This page provides the steps you need to install Cassandra and configure the Cassandra node on your machine. You can also download the rpm package first and install Cassandra offline. Please note that Cassandra data and commit logs should not be located as per the default cassandra.yaml settings for a production environment, but rather in their own respective disks. We recommend mounting a disk as /data and one as /logs.
Note
- If a firewall is running on your machine, you need to open the following Cassandra client ports: 9042 and 9160. See the detail here from this link.
- Make sure that both zone_reclaim_mode and swap are disabled. Failure to do so can cause severe performance issues. For detailed instructions on how to disable them, see this link.
- The Linux instructions provided on this page are for CentOS.
Installing Cassandra on Linux
How to install Cassandra on Linux
Check which version of Java is installed by running the following command:
$ java -version
Note
Use Oracle JDK 1.8.0_151.
Add the Apache repository of Cassandra to /etc/yum.repos.d
$sudo vi /etc/yum.repos.d/cassandra.repo
In this file, add the following lines for the Apache Cassandra repository:[cassandra] name = Apache Cassandra baseurl=https://www.apache.org/dist/cassandra/redhat/311x/ gpgcheck=1 repo_gpgcheck=1 gpgkey=https://www.apache.org/dist/cassandra/KEYS
Install the packages by using the following command line:
$sudo yum install cassandra
Make Cassandra starts automatically after reboot by typing the following.
$chkconfig cassandra on
- Configure Cassandra as follows.
5.1 Locate the keys - seeds, listen_address:, and broadcast_rpc_address: in the file in /etc/cassandra/ conf/cassandra.yaml (they are at different locations in the file).
If, for example, the node's IP address was 10.1.1.123, the following values would apply:
Note
The IP address 10.1.1.123 is just an example.

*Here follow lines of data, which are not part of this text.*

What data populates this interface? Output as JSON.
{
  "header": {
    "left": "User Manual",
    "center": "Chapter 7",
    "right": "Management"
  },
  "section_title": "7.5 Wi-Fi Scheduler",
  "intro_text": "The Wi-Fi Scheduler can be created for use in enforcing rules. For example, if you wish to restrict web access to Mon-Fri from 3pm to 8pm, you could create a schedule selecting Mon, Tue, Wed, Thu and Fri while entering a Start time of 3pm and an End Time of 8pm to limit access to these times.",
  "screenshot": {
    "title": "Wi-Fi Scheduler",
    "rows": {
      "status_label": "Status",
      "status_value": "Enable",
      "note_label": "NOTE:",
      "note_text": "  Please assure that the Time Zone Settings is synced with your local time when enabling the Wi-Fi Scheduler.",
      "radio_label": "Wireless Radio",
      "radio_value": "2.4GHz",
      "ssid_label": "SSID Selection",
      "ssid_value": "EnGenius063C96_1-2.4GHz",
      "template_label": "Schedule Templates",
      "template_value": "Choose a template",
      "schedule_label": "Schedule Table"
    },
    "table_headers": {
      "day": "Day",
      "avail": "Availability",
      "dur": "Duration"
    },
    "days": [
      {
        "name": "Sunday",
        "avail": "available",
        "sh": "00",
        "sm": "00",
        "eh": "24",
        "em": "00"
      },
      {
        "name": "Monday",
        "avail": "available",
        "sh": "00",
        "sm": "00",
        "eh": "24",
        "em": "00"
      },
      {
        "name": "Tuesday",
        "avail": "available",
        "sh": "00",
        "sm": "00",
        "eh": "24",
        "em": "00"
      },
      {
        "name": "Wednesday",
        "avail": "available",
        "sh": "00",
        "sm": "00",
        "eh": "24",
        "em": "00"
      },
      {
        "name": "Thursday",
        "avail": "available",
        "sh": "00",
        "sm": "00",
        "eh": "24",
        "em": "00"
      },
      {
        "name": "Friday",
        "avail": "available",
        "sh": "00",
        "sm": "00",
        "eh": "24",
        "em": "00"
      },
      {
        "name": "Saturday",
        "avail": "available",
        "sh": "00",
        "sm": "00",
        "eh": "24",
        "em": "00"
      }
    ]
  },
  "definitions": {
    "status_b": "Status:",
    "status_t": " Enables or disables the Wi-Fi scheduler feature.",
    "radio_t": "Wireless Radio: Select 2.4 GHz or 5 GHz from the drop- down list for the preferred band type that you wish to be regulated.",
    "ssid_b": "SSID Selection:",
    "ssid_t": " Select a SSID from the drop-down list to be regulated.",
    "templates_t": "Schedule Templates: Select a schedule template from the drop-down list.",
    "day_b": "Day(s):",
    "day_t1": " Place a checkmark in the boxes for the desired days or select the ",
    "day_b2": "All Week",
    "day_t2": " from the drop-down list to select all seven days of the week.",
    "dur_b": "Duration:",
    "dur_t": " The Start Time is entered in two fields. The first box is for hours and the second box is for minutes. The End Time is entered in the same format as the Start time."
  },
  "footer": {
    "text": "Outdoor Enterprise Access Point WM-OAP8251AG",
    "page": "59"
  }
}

You need to change it to the IP address of your server.
seeds: "10.1.1.123"
listen_address: 10.1.1.123
broadcast_rpc_address: 10.1.1.123
Warning
- There is a space before each IP address for parameters listen_address and broadcast_rpc_address. The space is required for Cassandra to start.
- When entering the parameters to configure cassandra.yaml, be sure that there is no # (pound sign) or space before the parameter name. If there is a #, for example, #broadcast_rpc_address: 10.1.1.123, this value will become a comment. If there is a space before the parameter name, for example, <space>#broadcast_rpc_address: 10.1.1.123, you will get an error after starting Cassandra.
Tip
Cassandra nodes exchange information about one another using a mechanism called Gossip. A Seed is a node used as a Gossip contact point for information regarding ring topology. There must be one or more Seed elements for a working cluster.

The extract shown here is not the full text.